Freitag, 21. Juni 2019

Massenhafte Vergewaltigung: Prozess im Fall Lüdge startet

Es geht um barbarische, grausame und menschenverachtende Taten: Der Prozess vor dem Detmolder Landgericht nach jahrelangem sexuellen Missbrauch von Kindern auf einem Campingplatz in Lügde (Nordrhein-Westfalen) wird brutale Gewalt gegen Mädchen und Buben zutagefördern. 3 Männer – allesamt seit Monaten in Untersuchungshaft – werden am 27. Juni auf der Anklage Platz nehmen.

3 Männer sollen in Deutschland für massenhaften Missbrauch zur Rechenschaft gezogen werden.
3 Männer sollen in Deutschland für massenhaften Missbrauch zur Rechenschaft gezogen werden. - Foto: © shutterstock

Die jüngsten Opfer sollen erst 4 Jahre alt gewesen sein.

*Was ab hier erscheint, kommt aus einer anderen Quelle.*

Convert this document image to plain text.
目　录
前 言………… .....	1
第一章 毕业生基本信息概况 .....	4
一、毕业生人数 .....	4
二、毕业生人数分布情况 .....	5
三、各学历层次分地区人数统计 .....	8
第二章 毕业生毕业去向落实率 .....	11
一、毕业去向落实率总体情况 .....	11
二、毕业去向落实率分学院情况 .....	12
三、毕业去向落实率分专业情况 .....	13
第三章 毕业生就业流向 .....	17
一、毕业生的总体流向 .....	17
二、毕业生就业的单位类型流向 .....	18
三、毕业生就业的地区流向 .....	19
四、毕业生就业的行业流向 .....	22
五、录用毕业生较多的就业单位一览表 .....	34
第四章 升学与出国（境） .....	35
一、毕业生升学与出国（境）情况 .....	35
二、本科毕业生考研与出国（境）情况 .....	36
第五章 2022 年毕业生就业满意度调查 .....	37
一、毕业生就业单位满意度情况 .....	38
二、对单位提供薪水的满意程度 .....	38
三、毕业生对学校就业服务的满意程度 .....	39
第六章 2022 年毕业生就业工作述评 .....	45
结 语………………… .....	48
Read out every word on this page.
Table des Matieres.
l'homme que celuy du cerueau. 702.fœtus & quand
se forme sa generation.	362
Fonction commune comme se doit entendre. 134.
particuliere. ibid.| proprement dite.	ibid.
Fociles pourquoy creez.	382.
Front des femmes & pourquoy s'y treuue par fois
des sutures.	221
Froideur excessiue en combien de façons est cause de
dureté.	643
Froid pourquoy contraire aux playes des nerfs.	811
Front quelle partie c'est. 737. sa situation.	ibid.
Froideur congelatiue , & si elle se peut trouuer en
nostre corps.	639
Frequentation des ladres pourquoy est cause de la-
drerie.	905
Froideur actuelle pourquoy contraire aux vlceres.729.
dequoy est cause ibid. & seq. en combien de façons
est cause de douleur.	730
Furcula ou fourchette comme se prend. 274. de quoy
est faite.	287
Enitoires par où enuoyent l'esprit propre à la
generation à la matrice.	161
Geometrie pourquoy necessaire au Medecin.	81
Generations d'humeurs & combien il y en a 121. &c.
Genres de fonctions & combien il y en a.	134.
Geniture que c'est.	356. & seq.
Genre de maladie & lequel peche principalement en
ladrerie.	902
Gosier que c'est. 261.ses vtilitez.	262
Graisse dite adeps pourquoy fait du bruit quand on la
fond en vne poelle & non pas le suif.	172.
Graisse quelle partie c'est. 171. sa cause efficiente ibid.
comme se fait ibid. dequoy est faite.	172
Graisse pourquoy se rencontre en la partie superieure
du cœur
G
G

Einem heute 56-jährigen Dauercamper werden 298 Straftaten vorgeworfen. 23 Mädchen sollen Opfer seiner Quälereien im Sommer 1998 und von Anfang 2008 bis Ende 2018 geworden sein. Bei 10 Kindern wirft ihm die Staatsanwaltschaft vor, mehrfach unter anderem „Beischlaf“ vorgenommen zu haben. Das sei dem Grunde nach Vergewaltigung, sagt Rainer Becker, Vorsitzender der Deutschen Kinderhilfe.

Ein 34-Jähriger soll der Staatsanwaltschaft zufolge in 162 Fällen 8 Mädchen und 9 Buben missbraucht haben, manche schwer. Über einen Zeitraum von 20 Jahren – 1999 bis Anfang 2019. Auch er soll vergewaltigt haben. Dem Vorwurf zufolge filmten beide Männer manche Gewalttaten. Zu den Übergriffen soll es auf der Campingplatz-Parzelle des 56-Jährigen in Lügde (Nordrhein-Westfalen) gekommen sein, aber auch in der Wohnung des 34-Jährigen bei Höxter.

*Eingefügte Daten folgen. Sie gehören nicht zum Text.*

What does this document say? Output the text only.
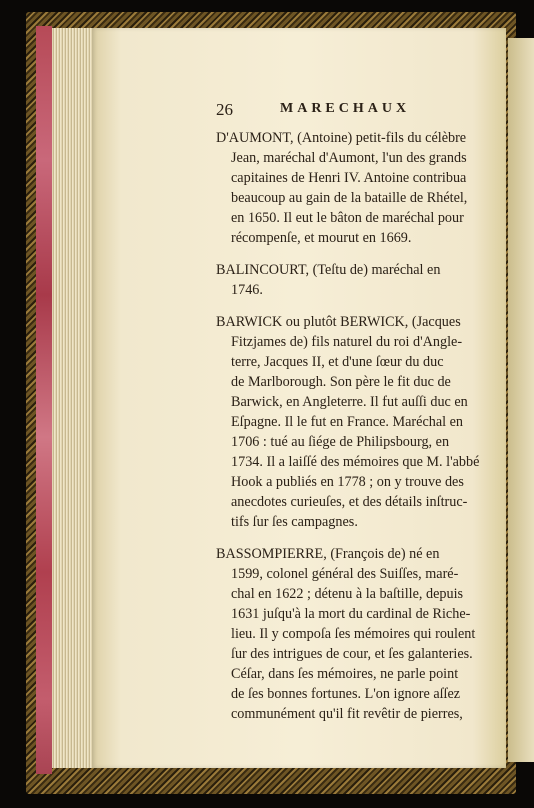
26	MARECHAUX
D'AUMONT, (Antoine) petit-fils du célèbre
Jean, maréchal d'Aumont, l'un des grands
capitaines de Henri IV. Antoine contribua
beaucoup au gain de la bataille de Rhétel,
en 1650. Il eut le bâton de maréchal pour
récompenſe, et mourut en 1669.
BALINCOURT, (Teſtu de) maréchal en
1746.
BARWICK ou plutôt BERWICK, (Jacques
Fitzjames de) fils naturel du roi d'Angle-
terre, Jacques II, et d'une ſœur du duc
de Marlborough. Son père le fit duc de
Barwick, en Angleterre. Il fut auſſi duc en
Eſpagne. Il le fut en France. Maréchal en
1706 : tué au ſiége de Philipsbourg, en
1734. Il a laiſſé des mémoires que M. l'abbé
Hook a publiés en 1778 ; on y trouve des
anecdotes curieuſes, et des détails inſtruc-
tifs ſur ſes campagnes.
BASSOMPIERRE, (François de) né en
1599, colonel général des Suiſſes, maré-
chal en 1622 ; détenu à la baſtille, depuis
1631 juſqu'à la mort du cardinal de Riche-
lieu. Il y compoſa ſes mémoires qui roulent
ſur des intrigues de cour, et ſes galanteries.
Céſar, dans ſes mémoires, ne parle point
de ſes bonnes fortunes. L'on ignore aſſez
communément qu'il fit revêtir de pierres,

Der dritte Angeklagte (49) soll teilweise zu den Taten angestiftet haben. Alle 3 Männer sind Deutsche.

Im Prozess hat das Gericht hat insgesamt 27 Nebenkläger zugelassen, die von 17 Anwälten vertreten werden.

"Warum hat keiner was gemerkt?"

„Wir haben es nicht mit einem singulären Tatgeschehen zu tun, sondern wir reden von einem massenhaften, jahrelangen Missbrauch von Kindern auf öffentlichem Grund“, betonte betonte der Bielefelder Opferanwalt Peter Wüller. Er könne nicht nachvollziehen, dass so lange niemand etwas bemerkt haben soll.

Der unabhängige Beauftragte für Fragen des sexuellen Kindesmissbrauchs, Johannes-Wilhelm Rörig, schildert: „Wenn Missbrauch aufgedeckt wird, lautet eine der ersten Fragen immer: Warum hat keiner etwas bemerkt? Wir haben oft – wie auch im Fall Lügde – eine Täterstrategie des netten, beliebten, scheinbar kinderfreundlichen Menschen, der alle damit blendet und manipuliert.“ Eltern sollten viel größere Sensibilität entwickeln und realisieren, dass Missbrauch auch das eigene Kind treffen könne. „Die unangebrachte Sorglosigkeit, mit der manche Eltern ihre Kinder anderen anvertrauen, ist erschreckend.“

Im Fall Lügde gab es aber erste Hinweise. Polizei und Jugendämter stehen in der Kritik, weil sie Hinweisen auf den Hauptverdächtigen nicht nachgegangen sein sollen. Auch bei den Ermittlungen gab es Pannen, unter anderem verschwanden Beweismittel.